Die Aspartoacylase (Aspa) ist dafür verantwortlich N-acetylaspartat (NAA), das zuvor im Mitochondrium mit Hilfe der N-acetyl-transferase-8-like (Nat8L) gebildet wurde, in Acetat und L-Aspartat zu spalten. Eine stark Expression im braunen Fettgewebe und eine Hochregulierung von Aspa in Nat8L überexprimierenden Zellen schürten zusätzlich unser Interesse. Daher wurden Funktionsstudien in braunen und weißen Fettzellen durchgeführt. In in vitro Modellen von Aspa überexprimierenden Fettzellsystemen wurde der Einfluss von Aspa auf das Vorkommen von bestimmten Markergenen bzw. der Lipidmetabolismus analysiert. Es konnte nur eine leichte Induktion der braunen Markergene erzielt werden. Da das Substrat eine limitierende Komponente darstellt, wurden den Zellen unterschiedliche Konzentrationen an NAA ins Medium beigegeben. Mit zunehmender Zugabe an NAA, konnte eine gesteigerte Abgabe an freien FS in das Medium beobachtet werden. Dies hatte auch eine Induktion des Expressionsprofils der braunen Markergene bei einer Zugabe von 2.5 und 5 mmol NAA zur Folge. Aus der Bioinformatik ist bekannt, das Aspa ein PPAR Target-Gen sein könnte. Die funktionelle Interaktion von PPAR? wurde mittels Luciferase-Assays untersucht und eine positive Tendenz konnte experimentell bestätigt werden. Aspa wurde bereits im Zytosol des Gehirns und der Niere nachgewiesen. Da es noch keine Information zur Lokalisation im Fettgewebe gibt, wurde dies experimentell mittels Life Cell Imaging und Zellfraktionierungen durchgeführt. Die Zellfraktionierung zeigte ein Vorhandensein im Zytosol, das mit Hypothesen aus der Literatur übereinstimmt. Expressionsscreenings von Aspa in unterschiedlichen physiologischen Zuständen von Mausgeweben wurde mittels qRT-PCR durchgeführt. Eine Regulation von Aspa unter unterschiedlichen Ernährungszuständen konnte im Gehirn und im weißen Fettgewebe gezeigt werden. Die Funktionsstudien bezüglich Aspa sollen uns dem Ziel, Adipositas pharmakologisch behandeln zu können, näher bringen.

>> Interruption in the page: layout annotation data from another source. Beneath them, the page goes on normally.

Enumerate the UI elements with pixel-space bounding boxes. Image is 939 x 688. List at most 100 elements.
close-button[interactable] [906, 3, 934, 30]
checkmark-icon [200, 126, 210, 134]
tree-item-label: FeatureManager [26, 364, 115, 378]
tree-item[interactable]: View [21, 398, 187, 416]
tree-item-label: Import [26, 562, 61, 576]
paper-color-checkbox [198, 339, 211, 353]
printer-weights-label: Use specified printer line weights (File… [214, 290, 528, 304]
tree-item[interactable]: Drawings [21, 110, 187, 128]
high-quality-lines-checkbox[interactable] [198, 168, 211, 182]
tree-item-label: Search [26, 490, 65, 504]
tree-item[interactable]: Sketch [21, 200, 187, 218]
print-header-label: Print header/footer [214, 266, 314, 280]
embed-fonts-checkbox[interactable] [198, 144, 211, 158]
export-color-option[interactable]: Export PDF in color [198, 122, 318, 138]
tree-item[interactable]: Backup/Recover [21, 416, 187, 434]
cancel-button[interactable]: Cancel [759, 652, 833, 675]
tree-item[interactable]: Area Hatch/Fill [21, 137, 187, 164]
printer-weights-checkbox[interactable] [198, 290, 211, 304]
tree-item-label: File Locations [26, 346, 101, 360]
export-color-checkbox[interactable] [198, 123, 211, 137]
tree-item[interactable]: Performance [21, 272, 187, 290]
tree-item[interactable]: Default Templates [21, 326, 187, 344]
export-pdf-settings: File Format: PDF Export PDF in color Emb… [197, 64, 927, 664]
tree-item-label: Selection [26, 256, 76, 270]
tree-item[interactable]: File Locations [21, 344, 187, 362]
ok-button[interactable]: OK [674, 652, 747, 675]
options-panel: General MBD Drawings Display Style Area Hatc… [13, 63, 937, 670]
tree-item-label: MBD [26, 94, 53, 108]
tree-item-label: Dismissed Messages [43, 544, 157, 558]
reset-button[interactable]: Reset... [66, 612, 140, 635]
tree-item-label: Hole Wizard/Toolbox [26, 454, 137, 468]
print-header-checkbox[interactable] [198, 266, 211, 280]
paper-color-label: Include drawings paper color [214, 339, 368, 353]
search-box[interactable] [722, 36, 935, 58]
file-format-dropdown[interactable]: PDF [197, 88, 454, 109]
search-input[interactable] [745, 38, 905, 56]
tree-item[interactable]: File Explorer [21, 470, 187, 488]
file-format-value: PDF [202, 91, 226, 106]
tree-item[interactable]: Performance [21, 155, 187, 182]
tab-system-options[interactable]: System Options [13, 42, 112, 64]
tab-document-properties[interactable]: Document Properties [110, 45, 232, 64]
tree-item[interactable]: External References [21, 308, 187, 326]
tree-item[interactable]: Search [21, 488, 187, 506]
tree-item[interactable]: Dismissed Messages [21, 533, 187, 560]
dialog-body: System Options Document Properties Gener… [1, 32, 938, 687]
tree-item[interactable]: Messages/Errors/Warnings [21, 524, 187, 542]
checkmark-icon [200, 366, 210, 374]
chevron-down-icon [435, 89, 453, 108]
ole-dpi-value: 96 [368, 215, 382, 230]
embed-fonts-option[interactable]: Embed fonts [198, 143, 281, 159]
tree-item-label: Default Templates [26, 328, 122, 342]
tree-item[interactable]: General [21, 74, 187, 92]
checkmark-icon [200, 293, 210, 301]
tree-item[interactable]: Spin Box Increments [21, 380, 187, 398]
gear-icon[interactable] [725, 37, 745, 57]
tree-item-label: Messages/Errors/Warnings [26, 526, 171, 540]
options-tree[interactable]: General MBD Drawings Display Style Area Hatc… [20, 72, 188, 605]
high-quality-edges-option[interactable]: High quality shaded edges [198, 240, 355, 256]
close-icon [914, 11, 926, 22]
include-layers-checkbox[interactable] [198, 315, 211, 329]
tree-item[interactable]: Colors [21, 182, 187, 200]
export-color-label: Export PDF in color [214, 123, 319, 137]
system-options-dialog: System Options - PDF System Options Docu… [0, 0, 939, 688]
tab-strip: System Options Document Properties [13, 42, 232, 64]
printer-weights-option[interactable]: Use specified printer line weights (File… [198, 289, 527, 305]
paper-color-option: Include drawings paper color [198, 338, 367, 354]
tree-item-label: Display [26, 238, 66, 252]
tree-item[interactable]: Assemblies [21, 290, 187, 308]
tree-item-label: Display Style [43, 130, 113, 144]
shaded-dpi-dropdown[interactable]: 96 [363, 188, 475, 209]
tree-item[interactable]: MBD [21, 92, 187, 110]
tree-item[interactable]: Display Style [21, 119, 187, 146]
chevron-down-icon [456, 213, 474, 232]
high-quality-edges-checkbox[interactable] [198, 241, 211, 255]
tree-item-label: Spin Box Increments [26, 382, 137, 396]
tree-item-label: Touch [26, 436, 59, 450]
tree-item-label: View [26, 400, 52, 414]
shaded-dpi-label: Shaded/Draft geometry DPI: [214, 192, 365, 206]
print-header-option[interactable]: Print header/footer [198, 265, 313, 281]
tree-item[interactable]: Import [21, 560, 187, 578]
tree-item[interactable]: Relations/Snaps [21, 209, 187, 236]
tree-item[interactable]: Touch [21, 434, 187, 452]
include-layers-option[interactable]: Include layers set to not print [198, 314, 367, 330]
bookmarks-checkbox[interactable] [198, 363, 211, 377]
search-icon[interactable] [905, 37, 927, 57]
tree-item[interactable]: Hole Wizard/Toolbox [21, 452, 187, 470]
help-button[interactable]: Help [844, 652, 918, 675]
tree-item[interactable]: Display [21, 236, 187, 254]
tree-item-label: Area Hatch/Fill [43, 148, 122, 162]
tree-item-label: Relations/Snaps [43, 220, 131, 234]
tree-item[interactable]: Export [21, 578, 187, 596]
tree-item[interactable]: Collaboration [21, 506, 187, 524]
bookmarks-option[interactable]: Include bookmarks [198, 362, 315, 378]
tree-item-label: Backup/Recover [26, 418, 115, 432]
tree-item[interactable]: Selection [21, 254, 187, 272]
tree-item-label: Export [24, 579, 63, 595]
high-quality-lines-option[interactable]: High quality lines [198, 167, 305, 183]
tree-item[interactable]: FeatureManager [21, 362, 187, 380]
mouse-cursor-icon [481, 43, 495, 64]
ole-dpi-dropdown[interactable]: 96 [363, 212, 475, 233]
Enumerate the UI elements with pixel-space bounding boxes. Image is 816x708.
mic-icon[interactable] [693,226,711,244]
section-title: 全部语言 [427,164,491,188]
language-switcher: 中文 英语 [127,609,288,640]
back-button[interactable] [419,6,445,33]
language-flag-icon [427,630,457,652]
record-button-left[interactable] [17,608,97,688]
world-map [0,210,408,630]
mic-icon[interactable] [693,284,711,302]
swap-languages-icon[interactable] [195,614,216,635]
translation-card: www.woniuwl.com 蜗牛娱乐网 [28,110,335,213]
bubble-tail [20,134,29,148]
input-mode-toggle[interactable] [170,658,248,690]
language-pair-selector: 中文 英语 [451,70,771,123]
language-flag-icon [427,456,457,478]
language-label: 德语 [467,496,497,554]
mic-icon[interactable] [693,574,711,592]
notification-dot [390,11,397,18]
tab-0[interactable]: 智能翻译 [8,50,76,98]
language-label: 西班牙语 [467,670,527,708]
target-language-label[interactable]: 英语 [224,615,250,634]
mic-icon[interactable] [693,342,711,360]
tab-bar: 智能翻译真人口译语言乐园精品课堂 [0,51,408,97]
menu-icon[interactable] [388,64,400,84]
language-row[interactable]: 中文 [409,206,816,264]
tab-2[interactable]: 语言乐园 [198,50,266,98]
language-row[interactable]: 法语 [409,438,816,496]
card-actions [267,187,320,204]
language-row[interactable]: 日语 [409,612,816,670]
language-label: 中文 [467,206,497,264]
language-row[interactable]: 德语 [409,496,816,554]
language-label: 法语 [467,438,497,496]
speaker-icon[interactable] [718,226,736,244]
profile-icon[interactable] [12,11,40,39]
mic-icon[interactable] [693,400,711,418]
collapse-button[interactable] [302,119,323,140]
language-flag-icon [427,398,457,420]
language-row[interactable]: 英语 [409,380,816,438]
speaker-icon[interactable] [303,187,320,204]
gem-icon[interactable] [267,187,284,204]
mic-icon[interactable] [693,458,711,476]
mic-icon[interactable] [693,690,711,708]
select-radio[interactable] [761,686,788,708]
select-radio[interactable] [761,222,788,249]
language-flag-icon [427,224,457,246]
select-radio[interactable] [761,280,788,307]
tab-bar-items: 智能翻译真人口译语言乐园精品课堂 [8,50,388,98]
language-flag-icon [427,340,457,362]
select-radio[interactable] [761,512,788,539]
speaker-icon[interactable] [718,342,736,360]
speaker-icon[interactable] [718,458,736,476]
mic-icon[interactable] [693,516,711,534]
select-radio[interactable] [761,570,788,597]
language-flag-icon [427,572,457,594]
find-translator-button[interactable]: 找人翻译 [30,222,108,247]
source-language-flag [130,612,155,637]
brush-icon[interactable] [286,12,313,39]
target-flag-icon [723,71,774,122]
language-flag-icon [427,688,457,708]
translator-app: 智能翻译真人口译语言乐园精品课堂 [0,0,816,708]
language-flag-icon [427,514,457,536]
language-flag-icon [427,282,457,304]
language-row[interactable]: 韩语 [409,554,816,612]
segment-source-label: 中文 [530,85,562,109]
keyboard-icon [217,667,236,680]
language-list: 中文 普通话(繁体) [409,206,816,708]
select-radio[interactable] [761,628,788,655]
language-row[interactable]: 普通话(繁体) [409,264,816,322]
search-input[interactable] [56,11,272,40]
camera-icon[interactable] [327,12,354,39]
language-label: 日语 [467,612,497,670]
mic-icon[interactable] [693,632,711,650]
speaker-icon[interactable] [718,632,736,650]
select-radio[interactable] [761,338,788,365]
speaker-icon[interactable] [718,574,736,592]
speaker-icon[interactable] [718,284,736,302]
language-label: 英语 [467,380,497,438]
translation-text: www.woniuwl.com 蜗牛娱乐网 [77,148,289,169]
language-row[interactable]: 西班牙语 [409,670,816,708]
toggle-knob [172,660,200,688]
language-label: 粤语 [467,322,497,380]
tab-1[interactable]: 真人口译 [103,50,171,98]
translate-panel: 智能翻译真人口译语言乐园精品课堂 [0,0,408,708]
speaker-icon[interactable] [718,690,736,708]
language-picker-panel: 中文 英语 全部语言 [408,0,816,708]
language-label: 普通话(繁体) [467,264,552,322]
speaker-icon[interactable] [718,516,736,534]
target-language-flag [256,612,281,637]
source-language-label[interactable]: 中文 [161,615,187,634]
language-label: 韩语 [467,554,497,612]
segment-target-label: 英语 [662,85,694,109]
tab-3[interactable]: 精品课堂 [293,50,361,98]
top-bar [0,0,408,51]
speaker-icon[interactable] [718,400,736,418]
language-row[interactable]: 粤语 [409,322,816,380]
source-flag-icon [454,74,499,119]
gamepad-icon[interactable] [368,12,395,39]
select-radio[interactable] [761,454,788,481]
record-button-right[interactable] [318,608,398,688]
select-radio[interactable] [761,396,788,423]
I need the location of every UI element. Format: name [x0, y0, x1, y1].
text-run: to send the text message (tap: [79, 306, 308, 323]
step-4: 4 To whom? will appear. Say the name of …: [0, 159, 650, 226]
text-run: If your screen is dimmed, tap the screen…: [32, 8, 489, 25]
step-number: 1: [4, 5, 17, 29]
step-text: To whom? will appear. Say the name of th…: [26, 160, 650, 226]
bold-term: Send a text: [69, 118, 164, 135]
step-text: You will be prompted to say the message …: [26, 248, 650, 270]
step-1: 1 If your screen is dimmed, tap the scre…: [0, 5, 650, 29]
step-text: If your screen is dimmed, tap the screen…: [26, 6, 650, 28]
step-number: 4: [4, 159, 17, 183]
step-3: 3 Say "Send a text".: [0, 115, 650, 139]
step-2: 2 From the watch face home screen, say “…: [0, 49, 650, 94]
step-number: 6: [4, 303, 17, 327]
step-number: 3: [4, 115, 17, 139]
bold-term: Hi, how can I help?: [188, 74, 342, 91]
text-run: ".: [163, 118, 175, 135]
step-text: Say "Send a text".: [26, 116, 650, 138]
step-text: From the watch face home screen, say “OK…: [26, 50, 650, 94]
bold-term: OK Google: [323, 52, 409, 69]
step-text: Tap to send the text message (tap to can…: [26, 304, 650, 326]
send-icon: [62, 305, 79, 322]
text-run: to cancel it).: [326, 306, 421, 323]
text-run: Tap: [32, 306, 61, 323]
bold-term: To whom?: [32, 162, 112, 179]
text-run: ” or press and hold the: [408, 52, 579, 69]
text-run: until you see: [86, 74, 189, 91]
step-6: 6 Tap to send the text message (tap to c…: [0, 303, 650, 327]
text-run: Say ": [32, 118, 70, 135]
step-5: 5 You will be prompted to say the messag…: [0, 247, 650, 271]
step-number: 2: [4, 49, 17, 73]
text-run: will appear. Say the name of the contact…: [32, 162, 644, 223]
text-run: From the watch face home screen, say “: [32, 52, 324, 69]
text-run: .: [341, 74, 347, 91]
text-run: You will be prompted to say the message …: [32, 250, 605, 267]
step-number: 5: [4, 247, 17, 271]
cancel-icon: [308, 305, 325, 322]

Zusammenfassung (Englisch)

Until today, Aspartoacylase (Aspa) has been known to be expressed in the brain to degrade N-acetylaspartate (NAA) into acetate and L-aspartate. NAA is synthesized by N-acetyltransferase-8-like (Nat8L). The function of Aspa in the brain is well described because its dysfunction causes Canavan disease. This data, the high expression of Aspa in adipose tissues, and the induction of Aspa in Nat8L overexpressing iBACs prompted us to investigate the functions of Aspa in brown fat cells. In vitro models with Aspa overexpressing cells were generated to study the regulation of marker genes and further analysis on the lipid metabolism was performed. No significant changes could be shown; however there was a trend to increased expression of brown fat marker genes in Aspa overexpressing cells. As the substrate for the enzymatic activity of Aspa might be a limited component NAA was added to the media of these cells. The availability of NAA accomplished an increase of FFA secretion into the media of Aspa o/e cells. Brown marker genes have increased expression levels with 2.5 and 5 mmol NAA on each day of differentiation. According to bioinformatical analysis, Aspa might be a PPAR target gene. Thus, the gene regulation of Aspa was investigated with Luciferase assays. A tendency for the affinity of PPAR? to the Aspa promoter sequence could be seen. In brain and kidney, Aspa is present in the cytosol, but the location in adipocytes is not known yet. Protein analysis with cell fractioning samples showed a presence of Aspa in the cytosol that corresponds to the literature. Finally, we investigated the mRNA expression of Aspa under different conditions in mouse tissues. A feeding-fasting regulation in brain and WAT could be seen. The Aspa expression levels in WAT decreased during fasting whereas in the brain the expression level increased during fasting. Aspa might be an interesting target to devise pharmacological treatments that favor one over the other pathways to combat obesity.